Pastor’s Manna – Lenten Practices
Have you ever wondered what the season of Lent is all about? Why do some people give things up? Why do all these places suddenly advertise fish? How is this related to our faith?
The Catholic church began a tradition that a person would give up something for Lent, remembering the 40 days that Jesus fasted in the desert. The idea is that in the process of giv-ing something up, a person can focus on that absence and recognize their own mortality.
In the early Catholic church, Catholics were not to eat any flesh of a warm-blooded animal on any Friday, in recognition that Christ gave up His life on a Friday. In 1966, Pope Paul IV relaxed that requirement to become only a recommendation to not eat meat on Fridays, particularly the Fridays between Ash Wednesday and Easter. In fact, the breaded fish sandwich was created in an area of strong Catholic background to make up for the lack of Friday sales of hamburgers at a particular fast-food restaurant!
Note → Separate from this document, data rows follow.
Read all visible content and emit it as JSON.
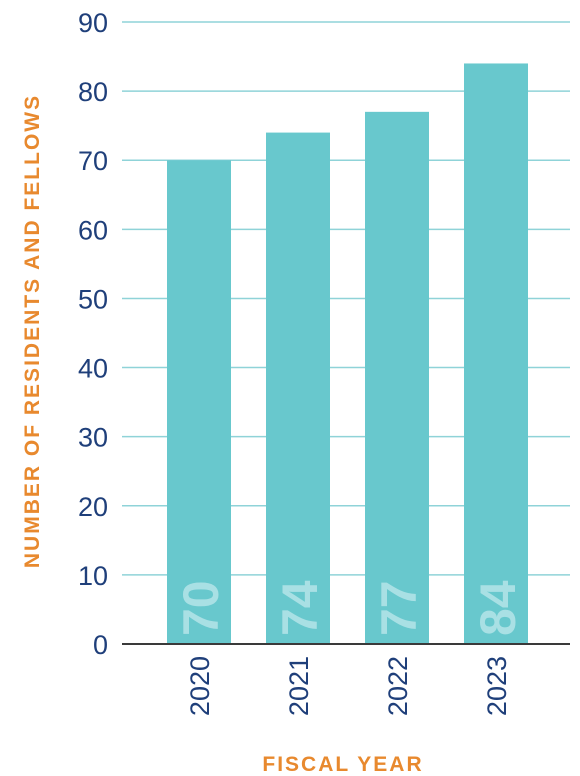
{
  "colors": {
    "bar": "#68c8cd",
    "grid": "#8fd3d8",
    "axis": "#3a3a3a",
    "tick_text": "#1f3f7a",
    "axis_title": "#e8892e",
    "bar_label": "#a9e0e4"
  },
  "chart_data": {
    "type": "bar",
    "categories": [
      "2020",
      "2021",
      "2022",
      "2023"
    ],
    "values": [
      70,
      74,
      77,
      84
    ],
    "value_labels": [
      "70",
      "74",
      "77",
      "84"
    ],
    "title": "",
    "xlabel": "FISCAL YEAR",
    "ylabel": "NUMBER OF RESIDENTS AND FELLOWS",
    "ylim": [
      0,
      90
    ],
    "yticks": [
      0,
      10,
      20,
      30,
      40,
      50,
      60,
      70,
      80,
      90
    ],
    "grid": true,
    "legend": "none"
  }
}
Throughout the country, and especially popular in the Midwest, Fish Fry Fridays began during Lent as an alternative to eating meat on Fridays, and also became a great fundraiser for the churches that provided the fish frys.
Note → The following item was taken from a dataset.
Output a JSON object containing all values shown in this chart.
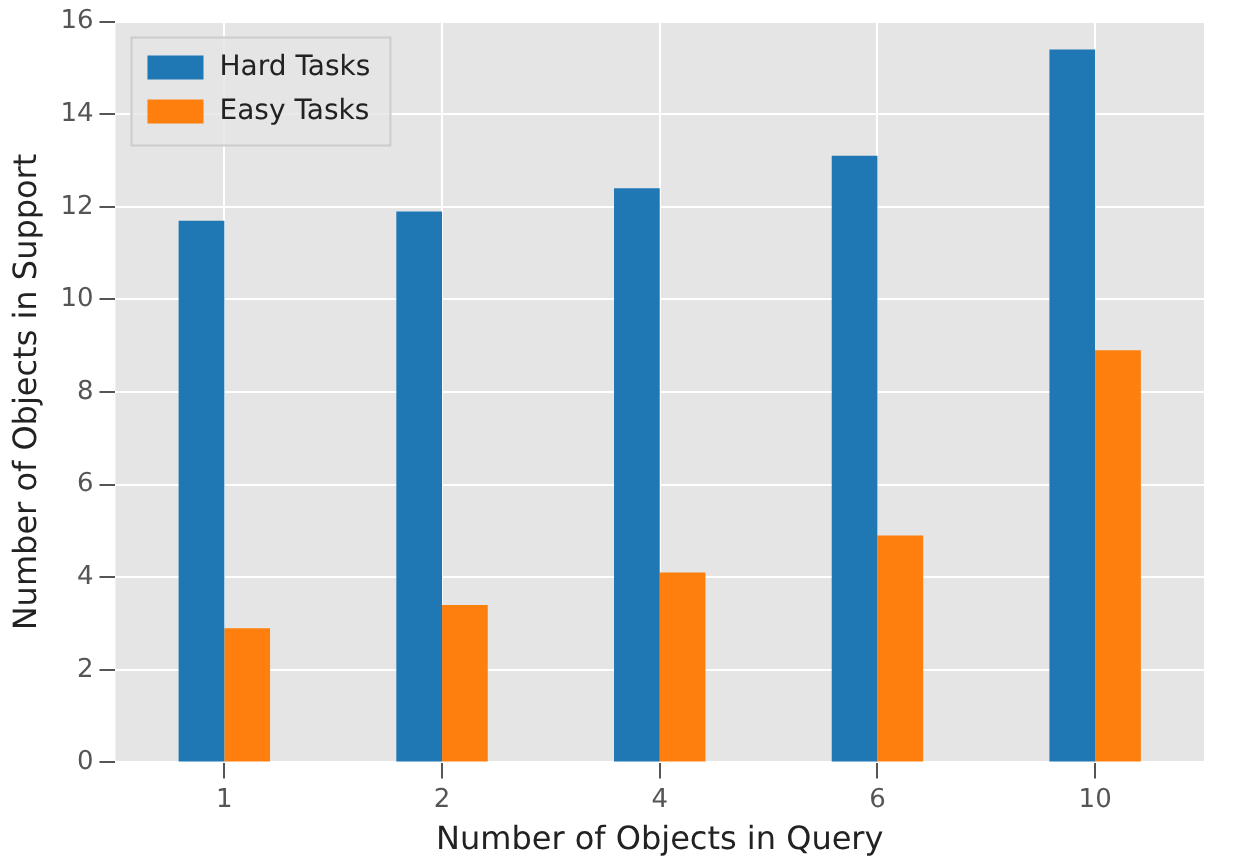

We, in the Protestant faith, have focused more on adding something to our lives, rather than taking something away. We look for Spiritual practices that we can add during these 40 days of Lent, fasting being one, but also prayer, Bible Study, devotional reading, and quiet time with God.
Will you join us this Lent with added spirituality in your life? You might even find that it is a discipline you want to continue after Easter. We have several Bible Studies available throughout the week, including one happening just for Lent. Take some time for God and add Him to your life this March!